A recepcionista terminava de preencher o formulário – então, fez a pergunta de praxe.

-- Número do celular?

Silêncio.

Segundos depois, a resposta e o comentário.

-- Tenho não, moça. Sou pobre.

O homem do corredor ouviu a resposta. Andava de um lado para outro, tinha o semblante fechado e crispava os dentes sempre que consultar o visor do celular.

Interpretou a humildade do rapaz à sua maneira.

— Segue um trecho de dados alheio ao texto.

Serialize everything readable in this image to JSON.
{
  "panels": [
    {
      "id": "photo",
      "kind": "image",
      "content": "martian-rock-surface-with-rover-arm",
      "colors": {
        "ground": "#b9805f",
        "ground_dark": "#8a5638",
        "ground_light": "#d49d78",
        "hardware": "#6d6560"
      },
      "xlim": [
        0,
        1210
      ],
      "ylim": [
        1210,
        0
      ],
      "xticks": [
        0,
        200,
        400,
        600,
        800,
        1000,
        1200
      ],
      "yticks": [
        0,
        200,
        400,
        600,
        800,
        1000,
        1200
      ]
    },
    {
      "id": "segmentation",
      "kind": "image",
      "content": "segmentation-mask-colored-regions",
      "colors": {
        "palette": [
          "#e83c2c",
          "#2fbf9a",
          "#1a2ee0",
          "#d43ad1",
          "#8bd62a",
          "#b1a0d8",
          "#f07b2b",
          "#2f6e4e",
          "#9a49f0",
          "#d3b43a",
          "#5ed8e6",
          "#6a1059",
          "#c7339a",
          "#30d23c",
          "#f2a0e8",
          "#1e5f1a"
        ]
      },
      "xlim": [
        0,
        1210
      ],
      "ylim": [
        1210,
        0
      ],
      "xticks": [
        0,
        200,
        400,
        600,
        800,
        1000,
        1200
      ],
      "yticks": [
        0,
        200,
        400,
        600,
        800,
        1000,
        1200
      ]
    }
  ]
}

Não conseguiu segurar a reflexão que interrompeu a entrevista.

-- Você que é feliz, meu caro.

E teve ganas de atirar o pequeno aparelho pela janela do 20º. Andar.

II.

A senhora de 82 anos abriu a porta para o filho que a visita todos os dias antes de ir para o trabalho. Dividem o café da manhã e alguma conversa. Neste dia, era a própria analista política.

-- Anunciam com tanto alarde que vão adiantar o pagamento do 13º. para os aposentados. Que é uma mixaria. Agora, tentam esconder, como podem, o dia em que aumentam o próprio salário. Querem que ninguém saiba da gastança...

Quem sou eu para contrariar a dona Yolanda, minha mãe.

III.

De um texto que escrevi sei lá quando, menos ainda sei o porquê lembrei agora:

“Quase sempre, evocar o passado é construir o futuro”.

Me invoquei com esse “quase”...

Desnecessário.

“Evocar o passado é construir o futuro”.

IV.

-- Pois fique.

Ela falou sem medir o quê acabara de dizer. Conhecera a pouco o tal paulistano que estava há três ou quatro dias em Salvador. A trabalho, ele lhe disse.

Disse mais.

Iria embora no dia seguinte, por isso arriscou dar umas voltas pela orla baiana naquela noite. Entraram-se ao acaso num desses quiosques de praia.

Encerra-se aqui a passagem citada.